ASSAULTS with knives and other sharp objects led to hundreds of hospital admissions involving Avon and Somerset residents in less than a decade, figures show.

Between April 2012 and March this year, there were around 790 admissions of patients from the Avon and Somerset policing area following an assault with a sharp object, according to data from NHS Digital.

Of those, around 35% involved people aged under 25.

Around 105 admissions followed attacks on people from the area in 2020-21 – the most recent period with complete data.

A spokesman for the National Police Chiefs' Council said knife crime was a policing priority nationally and that early intervention played a vital role in stopping young people from becoming involved in crime.

He added: "Preventing people from carrying knives is not something that police forces can do alone – it requires schools, charities, the health service and community groups to work together.

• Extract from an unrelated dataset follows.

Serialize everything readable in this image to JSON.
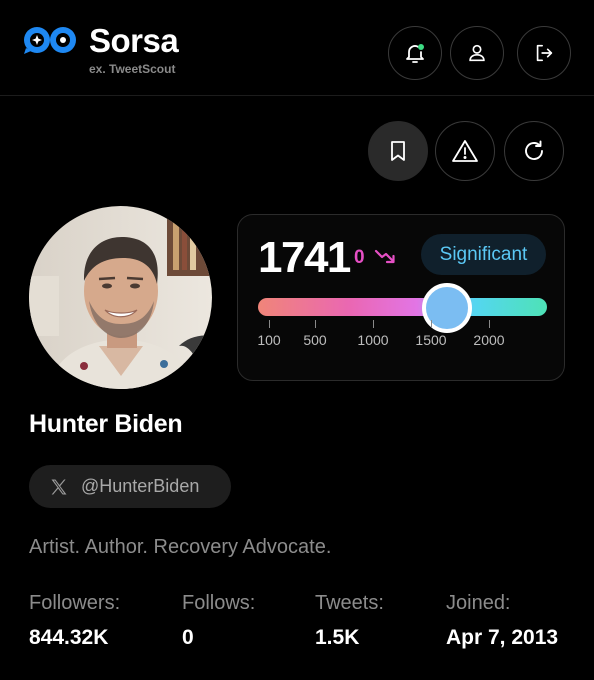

"It is through engagement and working with partners that we can deliver long-lasting change and ensure young people can see the devastating effects carrying a knife can have."

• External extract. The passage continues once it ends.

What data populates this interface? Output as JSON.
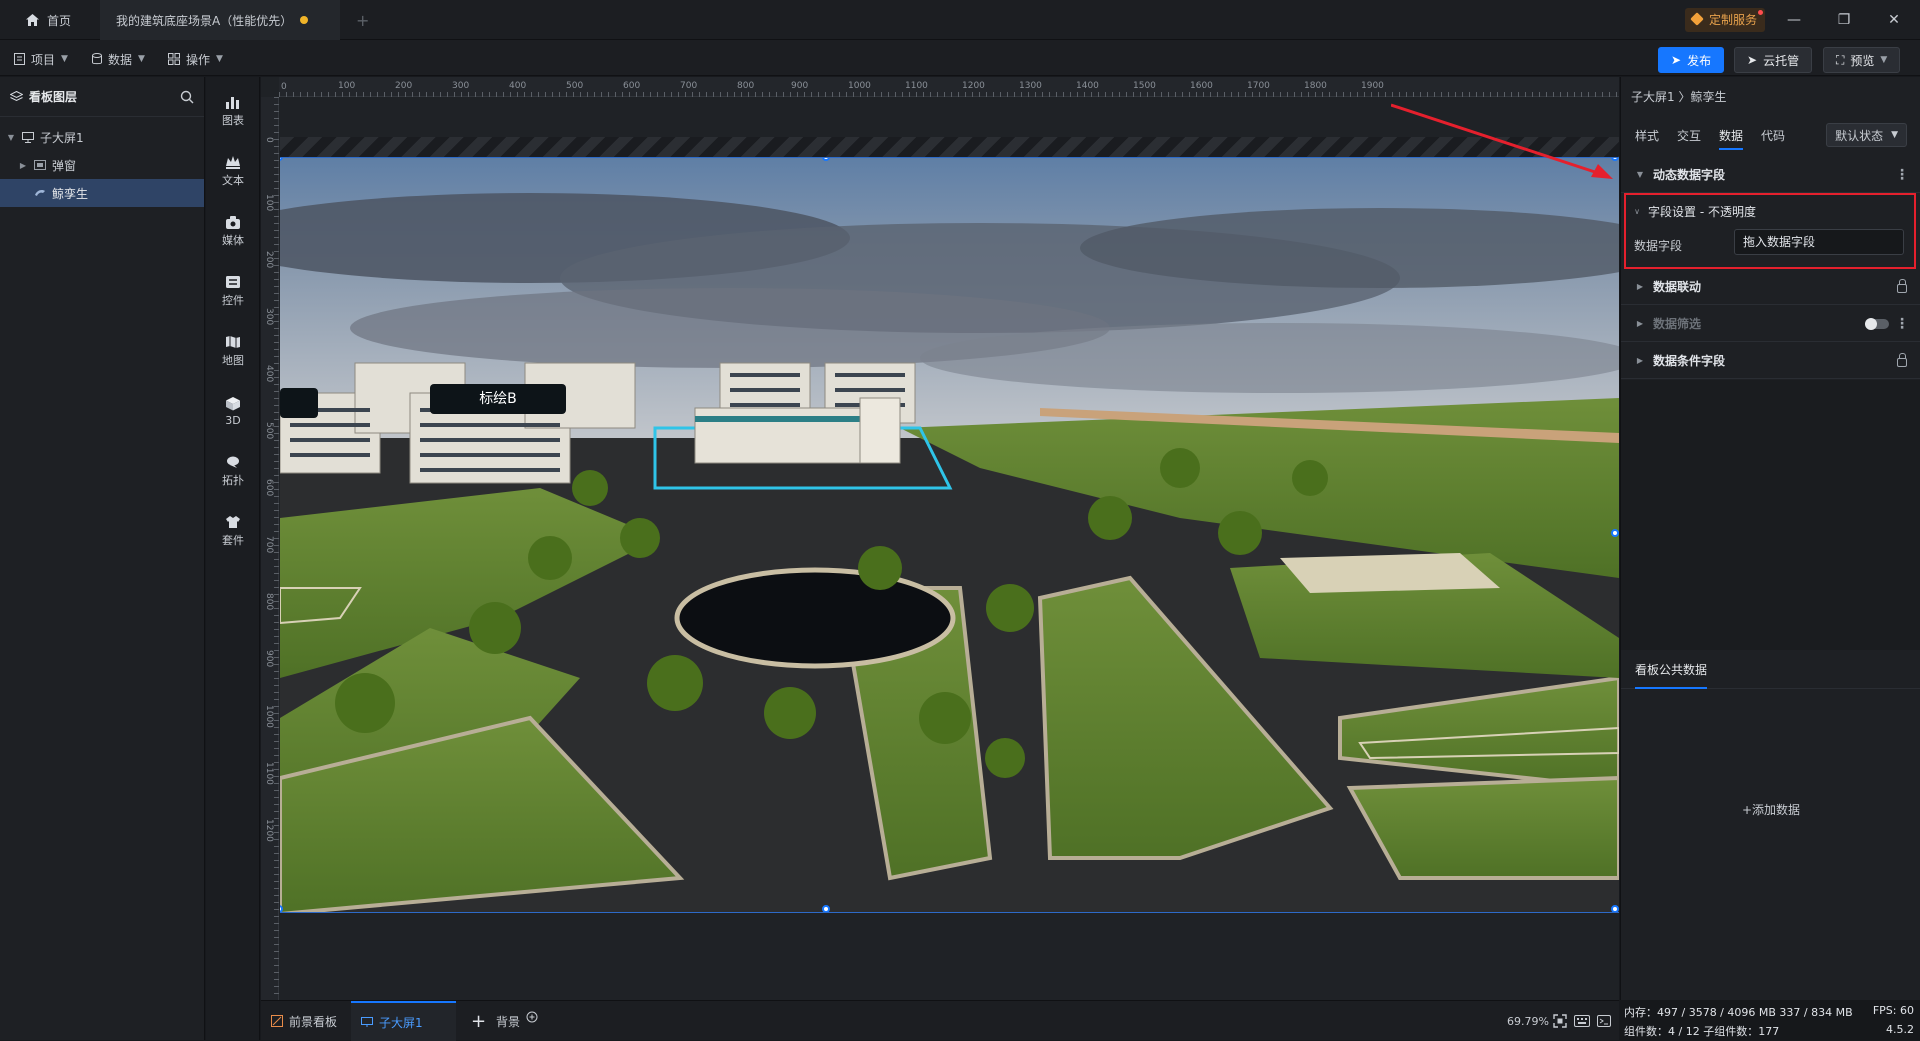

English NHS hospitals have recorded more than 38,000 hospital admissions of patients from police force areas in both England and Wales since 2012-13 – 40% of them involving young people.

And youngsters accounted for the same proportion of 4,000 hospital admissions recorded nationally in 2020-21.

Separate Home Office crime figures for England and Wales show 262 people lost their lives to a blade in the year to June, with nearly 47,000 serious knife crimes recorded in that time.

In Avon and Somerset police recorded 1,234 serious knife crimes over the same period, including eight murders, 650 assaults involving injury and 21 knife-related rapes or sexual offences.